В рамках определенной конвенции все что угодно может считаться бесстыдством. Это может быть катание обнаженных тел по расстеленной на полу шкуре или отражение в зеркальном потолке спальни. Это может быть соитие на глазах знакомых или незнакомых людей, в центре Москвы или Парижа… Или только новый, чуть более откровенный изгиб бедра в супружеской постели. Поскольку приличие – это знаково определенная поза, то и бесстыдство – это смещение в системе знаков, которое материально может выразиться в многомильном маршруте или в миллиметровом сдвиге. Бесстыдство, выраженное в откровенных жестах, неистовых телодвижениях и неприкрытой наготе, довольно быстро притупляет свою остроту, поскольку оно не устанавливает для себя предела, за который могло бы двигаться дальше, и, значит, оказывается новой формой приличия, эротическим тупиком. Запасливый эрос всегда сужает для себя рамки конвенции, чтобы иметь по крайней мере воображаемый простор для все нового их раздвижения. Стыдливость придает эротическую напряженность мельчайшему жесту, превращая его в подвиг бесстыдства.

Эротическое событие. Эротема

В терминах структурной поэтики Ю. М. Лотмана, уточнившей многие понятия формализма, остранение – это «пересечение границы», то есть нарушение установленного обычая, обман ожидания. Следуя логике лотмановского подхода к искусству, можно предложить понятие эротемы как структурно-тематической единицы эроса. (Термин образован с тем же французским суффиксом – ем-, что и другие обозначения структурных единиц языка: лексема, морфема, фонема и пр.; а также: теорема, философема, мифологема… Если желание есть особый язык, о чем говорилось выше, то применение лингвистических способов термино-образования здесь уместно.)

Эротема – это эротическое событие, единица чувственного переживания и действия, то, из чего слагается динамика, «сюжет» эротических отношений.


Здесь можно воспользоваться известным лотмановским объяснением событийности художественного текста. «Событием в тексте является перемещение персонажа через границу семантического поля…. Движение сюжета, событие – это пересечение той запрещающей границы, которую утверждает бессюжетная структура…. Сюжет – “революционный элемент” по отношению к “картине мира”»27.

Эротема – это пересечение границы, которая в чувственной сфере определяется как открытое – закрытое, дозволенное – недозволенное, влекущее – отталкивающее, близкое – дальнее, – касание – отторжение.
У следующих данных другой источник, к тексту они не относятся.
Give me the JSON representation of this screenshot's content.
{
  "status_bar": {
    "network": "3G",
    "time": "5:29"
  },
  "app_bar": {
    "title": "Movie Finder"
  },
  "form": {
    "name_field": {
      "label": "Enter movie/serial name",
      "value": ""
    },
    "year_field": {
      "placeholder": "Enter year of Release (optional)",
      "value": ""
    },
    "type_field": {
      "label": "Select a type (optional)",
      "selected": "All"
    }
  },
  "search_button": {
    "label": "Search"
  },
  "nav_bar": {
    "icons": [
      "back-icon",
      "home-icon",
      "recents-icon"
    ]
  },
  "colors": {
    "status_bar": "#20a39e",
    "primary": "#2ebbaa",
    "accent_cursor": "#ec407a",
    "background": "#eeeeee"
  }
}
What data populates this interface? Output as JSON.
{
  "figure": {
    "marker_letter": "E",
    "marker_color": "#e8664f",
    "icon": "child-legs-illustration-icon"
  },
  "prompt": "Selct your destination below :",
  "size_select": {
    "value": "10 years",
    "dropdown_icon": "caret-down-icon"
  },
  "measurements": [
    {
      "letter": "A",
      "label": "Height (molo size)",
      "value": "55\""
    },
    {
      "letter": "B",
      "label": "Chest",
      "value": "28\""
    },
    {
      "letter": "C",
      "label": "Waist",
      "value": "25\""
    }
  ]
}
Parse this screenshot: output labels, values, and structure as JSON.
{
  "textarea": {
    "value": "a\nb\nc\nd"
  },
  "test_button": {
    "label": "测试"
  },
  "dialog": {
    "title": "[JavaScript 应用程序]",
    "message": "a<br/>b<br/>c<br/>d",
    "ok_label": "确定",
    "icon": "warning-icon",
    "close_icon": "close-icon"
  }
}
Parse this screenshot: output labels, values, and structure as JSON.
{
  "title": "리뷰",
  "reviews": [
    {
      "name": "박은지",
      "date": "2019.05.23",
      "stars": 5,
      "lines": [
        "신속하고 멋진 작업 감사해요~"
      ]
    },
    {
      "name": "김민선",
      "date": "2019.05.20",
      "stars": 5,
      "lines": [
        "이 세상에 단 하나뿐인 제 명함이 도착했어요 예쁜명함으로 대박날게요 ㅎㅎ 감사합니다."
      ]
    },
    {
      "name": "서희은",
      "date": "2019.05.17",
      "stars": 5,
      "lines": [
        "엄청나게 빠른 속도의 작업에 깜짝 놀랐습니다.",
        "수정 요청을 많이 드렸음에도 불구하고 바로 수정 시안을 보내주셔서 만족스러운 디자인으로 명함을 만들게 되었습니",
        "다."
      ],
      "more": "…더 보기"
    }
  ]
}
Эротема сама по себе не телесна, это знак отношения. Пересечением границы – и значит, эротическим событием – может быть прикосновение к руке, или оголение плеча, или смещение пальцев вдоль локтевого изгиба, – все зависит от того, какая граница определяет структуру отношений в данный момент времени.

Вот пример эротически насыщенного описания в рассказе «Галя Ганская» Бунина: здесь эротемы построены на смене осязательных и зрительных ощущений, а также на границе открытого и закрытого.

«Пошел по скользкому шелковому зеленоватому чулку вверх, до застежки на нем, до резинки, отстегнул ее, поцеловал теплое розовое тело начала бедра, потом опять в полуоткрытый ротик – стала чуть-чуть кусать мне губы…»

В этом предложении тактильные ощущения перемежаются с визуальными, причем в ряду эпитетов предшествуют им: скользкий (тактильное) – шелковый (тактильно-визуальное) – зеленоватый (визуальное) чулок. Теплое (тактильное) розовое (визуальное) тело. Казалось бы, визуальное восприятие должно предшествовать тактильному: то, что сначала созерцается, по мере приближения становится осязаемым. Но по стилистическим нормам русского языка ближе всего к определяемому слову стоит эпитет, теснее всего с ним связанный по «теме», а дальше всего – эпитет, вносящий элемент новизны, «ремы». Осязательные эпитеты у Бунина опережают зрительные, поскольку они новее, «событийнее» – ведь в момент прикосновения зрительные определения уже оказываются «старыми», «известными», полученными раньше и уже как бы тесно соединенными с определяемым. Динамика этого отрывка построена на контрастных переходах, то есть собственно эротемах, элементарных чувственных событиях: от зеленоватого цвета и скользкой поверхности чулка – к розовому цвету и теплой поверхности тела. Предложение завершается эротемой «полуоткрытый ротик – кусающие зубки», где выражено чувственно контрастное ощущение одновременно и впускания, и выталкивания.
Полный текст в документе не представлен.